Arrhymogenic right ventricular dysplasia (ARVD)-also called Arrhymogenic right ventricular cardiomyopathy) is an inherited condition primarily involving the right ventricle with replacement of cardiac muscle with fibrous tissue and fat, leading to decreased  right ventricular function and predisposition to arrhythmias including ventricular tachycardia and ventricular fibrillation.. Typically it is inherited as an autosomal dominant and involves several mutations in the genes that code for the desomsomal adhesive proteins which function to help bind muscle cells together.

ARVC is much more common in Italy and naturally there is more awareness in Italy and more more published research. The most common cause of sudden cardiac  death in the young in Italy is ARVC accounting for 22% of deaths versus 7 % from hypertrophic cardiomyopathy (HCM) in contrast to  HCM being the most common congenital problem found in sudden deaths in young athletes in the United states.See here for details of the long standing cardiac screening program in Italy.

While it seem reasonable to conjecture that a person with one of the ARVD gene patterns might hasten the clinical manifestations of ARVD by endurance exercise , is it possible/likely that a person could bring about an  ARVD-like clinical picture by repeated endurance training and endurance events in the absence of the Italian or other recognized  genetic patterns ?

Earlier work in 2009  by Breuckmann et al ( see here ) also demonstrated some marathoners with delayed gadolenium enhancement (DGE) but in a different distribution that seen in LaGerche's subjects.

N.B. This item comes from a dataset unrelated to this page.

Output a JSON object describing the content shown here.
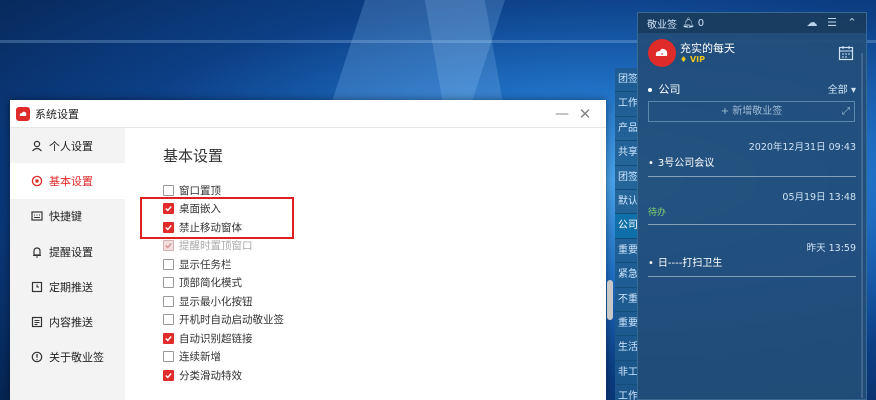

Of 102 marathon runners age 50-72 who had run at least five marathons in the preceding 3 years,12 showed a DGE .Of those, 5 had a "coronary artery disease" pattern along the distribution of the left anterior descending coronary artery while 7 showed a "predominantly midmyocardial patchy pattern".Could these midmyocardial patches of presumed fibrosis be the earliest lesions of a endurance athlete's cardiomyopathy, which to my knowledge, except for arguably ARVC , has not been reported. Have autopsies been done on Tarahumara runners?